Eighty-four percent of people struggle with irrational fear, according to an article in PRNewswire. Whether it’s worrying about losing our jobs, failing as a parent, or getting dementia, fear haunts us like a ghost underneath our beds.
Some call this irrational fear “anxiety.” It usually attacks our sense of security. Do I have enough money? Will my partner abandon me? Did I remember to blow the candle out? Will I go to heaven?
Some fears are healthy. They remind us to look both ways before crossing a street. They nudge us to avoid a growling dog. They help us steer clear of unhealthy relationships.
“A little healthy skepticism about activities that could be hazardous and a desire to not make errors is good sense, but when that becomes an inhibiting fear or a dogged refusal to embrace new things in spite of good evidence for adopting change, then it becomes an issue,” said Gytis Barzdukas, a guru at the tech company Mozy.
The other day I asked a buddy, Ralph, if he felt fear every day like I do. I wondered if I were a freak or just a normal guy with a head full of hidden ghosts like most people.
“Sure. Everyone experiences fear,” Ralph replied. “But I’ve found a simple way to quiet my irrational fears. When I’m filled with anxiety or overwhelmed by the what-ifs in my head, I remind myself my basic needs are met. I have sufficient food, water, and shelter, as well as people I love and who love me. I remember I’m safe.”

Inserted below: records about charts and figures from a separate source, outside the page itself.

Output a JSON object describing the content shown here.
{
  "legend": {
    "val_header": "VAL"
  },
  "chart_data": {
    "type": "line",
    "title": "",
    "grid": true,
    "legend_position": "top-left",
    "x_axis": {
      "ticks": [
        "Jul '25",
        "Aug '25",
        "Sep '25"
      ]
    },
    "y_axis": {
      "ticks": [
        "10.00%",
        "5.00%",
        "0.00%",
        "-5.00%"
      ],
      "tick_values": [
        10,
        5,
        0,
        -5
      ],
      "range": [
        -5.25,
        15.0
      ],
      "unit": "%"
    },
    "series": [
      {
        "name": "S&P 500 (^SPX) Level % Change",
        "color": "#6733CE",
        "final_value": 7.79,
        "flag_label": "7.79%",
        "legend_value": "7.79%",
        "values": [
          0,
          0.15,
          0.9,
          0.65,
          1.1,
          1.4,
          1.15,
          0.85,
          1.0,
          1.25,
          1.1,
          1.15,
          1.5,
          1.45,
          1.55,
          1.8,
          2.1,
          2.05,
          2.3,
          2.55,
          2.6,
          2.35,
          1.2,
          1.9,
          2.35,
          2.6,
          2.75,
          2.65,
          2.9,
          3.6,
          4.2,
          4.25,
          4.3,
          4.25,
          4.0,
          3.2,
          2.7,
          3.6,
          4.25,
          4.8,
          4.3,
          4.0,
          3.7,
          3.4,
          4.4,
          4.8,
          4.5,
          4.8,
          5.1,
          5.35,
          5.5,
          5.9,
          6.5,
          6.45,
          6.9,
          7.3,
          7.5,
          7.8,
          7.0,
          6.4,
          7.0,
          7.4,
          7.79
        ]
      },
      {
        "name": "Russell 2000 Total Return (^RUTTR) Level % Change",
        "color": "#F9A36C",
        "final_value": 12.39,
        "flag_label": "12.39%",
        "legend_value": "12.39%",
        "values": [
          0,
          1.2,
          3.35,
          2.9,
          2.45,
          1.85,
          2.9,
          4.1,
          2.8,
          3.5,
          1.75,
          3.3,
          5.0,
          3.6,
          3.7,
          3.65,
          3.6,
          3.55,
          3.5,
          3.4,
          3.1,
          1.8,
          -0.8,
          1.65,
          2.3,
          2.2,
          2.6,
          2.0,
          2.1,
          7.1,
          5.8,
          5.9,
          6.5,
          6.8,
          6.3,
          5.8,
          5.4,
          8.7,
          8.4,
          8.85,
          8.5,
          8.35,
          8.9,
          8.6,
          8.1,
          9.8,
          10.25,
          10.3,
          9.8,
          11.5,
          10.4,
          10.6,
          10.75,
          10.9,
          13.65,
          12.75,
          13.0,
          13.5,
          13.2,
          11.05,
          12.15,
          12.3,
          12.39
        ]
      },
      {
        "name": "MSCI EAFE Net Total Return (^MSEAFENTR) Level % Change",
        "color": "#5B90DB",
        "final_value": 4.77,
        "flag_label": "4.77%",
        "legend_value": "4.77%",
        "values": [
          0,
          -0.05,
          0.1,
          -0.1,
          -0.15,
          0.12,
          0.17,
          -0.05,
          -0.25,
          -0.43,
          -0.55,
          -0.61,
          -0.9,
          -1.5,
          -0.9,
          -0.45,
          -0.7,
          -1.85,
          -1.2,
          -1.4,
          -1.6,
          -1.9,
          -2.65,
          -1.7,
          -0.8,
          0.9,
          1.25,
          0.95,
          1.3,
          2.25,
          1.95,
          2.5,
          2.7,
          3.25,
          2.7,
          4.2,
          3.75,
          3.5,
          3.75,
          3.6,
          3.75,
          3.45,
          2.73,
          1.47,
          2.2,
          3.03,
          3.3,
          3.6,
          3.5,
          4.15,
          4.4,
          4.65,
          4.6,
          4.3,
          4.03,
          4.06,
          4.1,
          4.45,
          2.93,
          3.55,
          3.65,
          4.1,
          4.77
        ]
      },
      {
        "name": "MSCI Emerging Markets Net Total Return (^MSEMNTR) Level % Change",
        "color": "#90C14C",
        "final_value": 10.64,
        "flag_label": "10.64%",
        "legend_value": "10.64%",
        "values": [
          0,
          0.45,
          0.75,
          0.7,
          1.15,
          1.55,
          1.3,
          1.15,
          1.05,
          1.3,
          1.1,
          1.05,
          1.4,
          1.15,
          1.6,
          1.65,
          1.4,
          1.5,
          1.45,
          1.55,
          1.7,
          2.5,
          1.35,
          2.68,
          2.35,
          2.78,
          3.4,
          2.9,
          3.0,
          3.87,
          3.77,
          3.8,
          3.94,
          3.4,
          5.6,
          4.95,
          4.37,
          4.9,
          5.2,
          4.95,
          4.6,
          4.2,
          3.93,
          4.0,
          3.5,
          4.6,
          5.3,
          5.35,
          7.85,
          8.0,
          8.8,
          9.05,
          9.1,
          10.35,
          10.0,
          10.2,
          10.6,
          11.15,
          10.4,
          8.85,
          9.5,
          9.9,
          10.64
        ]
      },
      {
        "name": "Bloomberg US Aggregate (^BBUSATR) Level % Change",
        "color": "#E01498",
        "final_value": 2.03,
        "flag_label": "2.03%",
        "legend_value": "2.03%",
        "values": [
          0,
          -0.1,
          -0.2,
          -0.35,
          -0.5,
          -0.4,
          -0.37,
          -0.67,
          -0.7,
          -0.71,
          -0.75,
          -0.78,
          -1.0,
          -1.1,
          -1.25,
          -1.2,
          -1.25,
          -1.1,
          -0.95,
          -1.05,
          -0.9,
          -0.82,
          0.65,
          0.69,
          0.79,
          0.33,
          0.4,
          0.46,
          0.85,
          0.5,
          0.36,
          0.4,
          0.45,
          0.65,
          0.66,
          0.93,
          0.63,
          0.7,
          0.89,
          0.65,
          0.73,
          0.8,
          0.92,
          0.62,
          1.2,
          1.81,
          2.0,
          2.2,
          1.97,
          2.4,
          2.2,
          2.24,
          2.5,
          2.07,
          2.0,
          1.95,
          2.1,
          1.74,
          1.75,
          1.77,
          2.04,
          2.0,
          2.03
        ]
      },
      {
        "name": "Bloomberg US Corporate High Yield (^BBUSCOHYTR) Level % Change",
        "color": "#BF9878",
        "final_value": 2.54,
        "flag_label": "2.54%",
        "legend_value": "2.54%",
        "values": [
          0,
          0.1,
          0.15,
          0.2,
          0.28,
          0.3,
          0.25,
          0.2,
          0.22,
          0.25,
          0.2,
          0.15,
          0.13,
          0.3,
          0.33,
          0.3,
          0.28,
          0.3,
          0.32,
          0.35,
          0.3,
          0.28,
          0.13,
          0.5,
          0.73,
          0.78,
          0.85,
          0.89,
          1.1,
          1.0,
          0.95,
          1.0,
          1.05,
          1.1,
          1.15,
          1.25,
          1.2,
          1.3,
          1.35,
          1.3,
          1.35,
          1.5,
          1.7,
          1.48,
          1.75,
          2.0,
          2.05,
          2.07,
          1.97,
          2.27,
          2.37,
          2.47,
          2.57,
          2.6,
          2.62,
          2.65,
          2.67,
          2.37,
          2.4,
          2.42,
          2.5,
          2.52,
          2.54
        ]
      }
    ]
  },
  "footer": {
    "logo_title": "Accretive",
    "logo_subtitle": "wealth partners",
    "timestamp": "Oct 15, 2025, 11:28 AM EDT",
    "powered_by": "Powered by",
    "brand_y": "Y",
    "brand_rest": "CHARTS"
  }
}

Ralph created an acronym for the word “SAFE” that helps calm an anxious mind. Here it is:
(S)ecure—My basic needs are met. I have enough money to pay for groceries and other necessities, a roof to cover me at night, and a handful of people who love me.
(A)ware—I’m aware of my need for God. I know life is a team sport with me as the player and the Creator as my coach. Together we travel the ups and downs of life.
(F)ull—My life is full, not just busy. I have meaningful purpose, whether it’s through my job, the volunteer work I do, or the loved ones I serve.
(E)volving—I am growing and learning. I face each day with a beginner’s mind, trusting life is my teacher and I am a student in the classroom of learning how to love myself, others, and God.
I love Ralph’s simple “I’m safe” wisdom. I wish I could wave a magic wand so I’d never be afraid again. But maybe fear is the rocket fuel of courage. Reminding myself I’m safe propels me through fear into the deep space of inner courage.
Like Ralph, when irrational fears raise their ghost-like head, maybe I can let the Creator gently nudge me and ask the simple question, “Are you safe?”